Domino’s expects to grow market share as its publicly traded rivals close stores this year, CEO Russell Weiner said Monday during an earnings call.
Earlier this year, Yum Brands, Pizza Hut’s parent company, said it would close about 250 underperforming restaurants during the first half of 2026 as part of an ongoing strategic review. Yum said in the past that it was also considering selling the brand. Papa Johns also plans to close 300 locations by the end of 2027, with about 200 units slated to close this year.
Weiner said Domino’s long-term value strategy has been difficult for competitors to match, particularly from a profitability standpoint. As competitors continue to push steep discounts, more franchisees will see profitability issues that could lead to additional closures, Weiner added.

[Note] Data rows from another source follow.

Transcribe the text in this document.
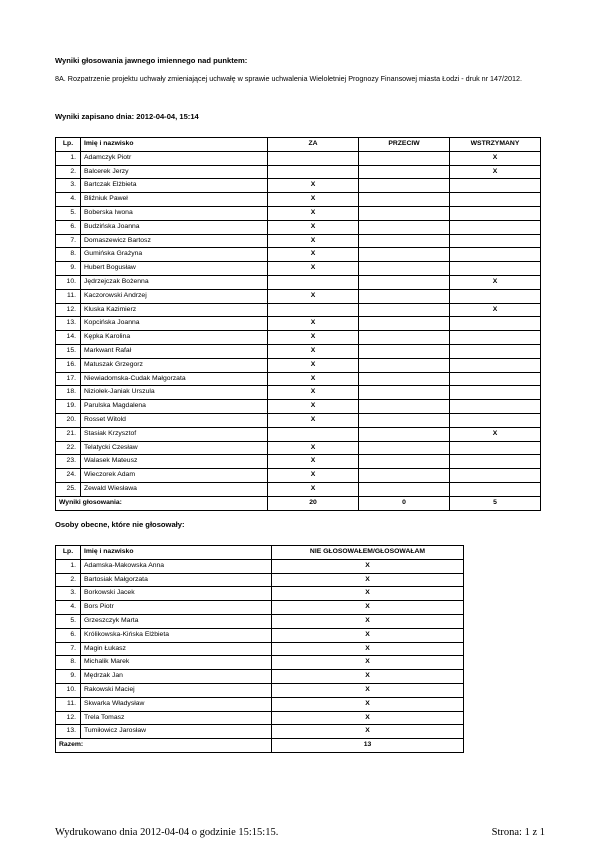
Wyniki głosowania jawnego imiennego nad punktem:
8A. Rozpatrzenie projektu uchwały zmieniającej uchwałę w sprawie uchwalenia Wieloletniej Prognozy Finansowej miasta Łodzi - druk nr 147/2012.
Wyniki zapisano dnia: 2012-04-04, 15:14
Lp.	Imię i nazwisko	ZA	PRZECIW	WSTRZYMANY
1.	Adamczyk Piotr			X
2.	Balcerek Jerzy			X
3.	Bartczak Elżbieta	X		
4.	Bliźniuk Paweł	X		
5.	Boberska Iwona	X		
6.	Budzińska Joanna	X		
7.	Domaszewicz Bartosz	X		
8.	Gumińska Grażyna	X		
9.	Hubert Bogusław	X		
10.	Jędrzejczak Bożenna			X
11.	Kaczorowski Andrzej	X		
12.	Kluska Kazimierz			X
13.	Kopcińska Joanna	X		
14.	Kępka Karolina	X		
15.	Markwant Rafał	X		
16.	Matuszak Grzegorz	X		
17.	Niewiadomska-Cudak Małgorzata	X		
18.	Niziołek-Janiak Urszula	X		
19.	Parulska Magdalena	X		
20.	Rosset Witold	X		
21.	Stasiak Krzysztof			X
22.	Telatycki Czesław	X		
23.	Walasek Mateusz	X		
24.	Wieczorek Adam	X		
25.	Zewald Wiesława	X		
Wyniki głosowania:		20	0	5
Osoby obecne, które nie głosowały:
Lp.	Imię i nazwisko	NIE GŁOSOWAŁEM/GŁOSOWAŁAM
1.	Adamska-Makowska Anna	X
2.	Bartosiak Małgorzata	X
3.	Borkowski Jacek	X
4.	Bors Piotr	X
5.	Grzeszczyk Marta	X
6.	Królikowska-Kińska Elżbieta	X
7.	Magin Łukasz	X
8.	Michalik Marek	X
9.	Mędrzak Jan	X
10.	Rakowski Maciej	X
11.	Skwarka Władysław	X
12.	Trela Tomasz	X
13.	Tumiłowicz Jarosław	X
Razem:		13
Wydrukowano dnia 2012-04-04 o godzinie 15:15:15.	Strona: 1 z 1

Domino’s has a higher advertising budget than both Papa Johns and Pizza Hut, Weiner said, and its value offers don’t come at the expense of profitability.

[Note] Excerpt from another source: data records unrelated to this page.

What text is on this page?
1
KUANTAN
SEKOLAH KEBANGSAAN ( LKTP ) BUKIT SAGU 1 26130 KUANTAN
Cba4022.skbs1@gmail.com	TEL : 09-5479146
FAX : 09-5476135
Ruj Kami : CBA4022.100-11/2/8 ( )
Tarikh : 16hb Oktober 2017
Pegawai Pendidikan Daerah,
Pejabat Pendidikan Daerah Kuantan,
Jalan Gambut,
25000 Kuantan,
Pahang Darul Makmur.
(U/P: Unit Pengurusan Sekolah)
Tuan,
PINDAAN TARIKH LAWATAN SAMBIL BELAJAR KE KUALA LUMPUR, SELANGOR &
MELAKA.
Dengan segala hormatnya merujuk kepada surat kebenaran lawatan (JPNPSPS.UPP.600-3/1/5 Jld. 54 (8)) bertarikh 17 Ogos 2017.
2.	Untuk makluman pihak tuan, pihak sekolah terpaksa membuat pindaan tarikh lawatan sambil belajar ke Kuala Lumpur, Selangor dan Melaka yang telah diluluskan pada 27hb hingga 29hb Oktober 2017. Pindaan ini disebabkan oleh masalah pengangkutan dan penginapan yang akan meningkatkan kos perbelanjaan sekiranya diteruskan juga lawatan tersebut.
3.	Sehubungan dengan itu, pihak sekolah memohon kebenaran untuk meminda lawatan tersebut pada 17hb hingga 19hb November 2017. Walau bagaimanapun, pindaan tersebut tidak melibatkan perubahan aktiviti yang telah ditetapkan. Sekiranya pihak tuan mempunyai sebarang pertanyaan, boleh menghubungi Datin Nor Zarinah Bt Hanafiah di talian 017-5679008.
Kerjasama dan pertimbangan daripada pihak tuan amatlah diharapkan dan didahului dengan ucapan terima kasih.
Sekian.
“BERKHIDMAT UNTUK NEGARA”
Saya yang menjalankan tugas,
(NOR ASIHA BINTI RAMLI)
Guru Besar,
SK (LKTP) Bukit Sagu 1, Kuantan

Despite posting a 0.9% same-store sales growth in Q1 — lower than previous expectations — Domino’s remains optimistic about the future, given the ongoing trouble at major competitors. Domino’s will continue to offer promotions, like its Best Deal Ever, which discounts a large pizza, and lean into deals that customers find valuable.
“What you're starting to see this year is competition — pizza and non-pizza — realizing they need to do the same thing,” Weiner said. “At the end of the day, what that allows us to do is not only to continue to put pressure on our competition and to continue to grow share, but also, this value environment is not going to change … for the rest of this year.”
Comparing U.S. QSR pizza chain store count
When competing stores close, they tend to be underperforming locations that have roughly $500,000 in annual sales volumes, Weiner said. By comparison, Domino’s franchisees averaged $26,247 in weekly sales in 2024, according to its 2026 franchise disclosure document. That adds up to over $1.3 million in average unit volume.
On average, Domino’s competitors have weaker sales volumes. Pizza Hut’s mature franchised stores had an AUV of just under $1 million in 2025, while Papa Johns’ standard U.S. stores had a roughly $1.1 million AUV.
“If I go back to 2025, [our publicly traded] competitors closed the same number of stores last year, too,” CFO Sandeep Reddy said during the call. “Our playbook has been to continue to squeeze their profits. They close doors. We take sales. We take share. What is happening in ’26 is no different.”
Domino’s said earlier this year that it expects to double its market share in the future after growing its share to 23% of QSR pizza market in recent years.
Over the past 11 years, Domino’s gained 11 points of market share by driving more sales, opening stores and driving profits per sale, Weiner said. During that time, Domino’s opened 2,000 net new stores, despite some competitors closing stores. The chain also saw average annual sales growth of over 5% and profit of average franchisees increased almost $80,000 per store. That equates to about $740 million in additional profit compared to what franchisees had over a decade ago.
“This has been, and will remain, our formula for success. More sales, more stores and more profit drive more market share. More market share drives scale, which strengthens our competitive advantage,” Weiner said.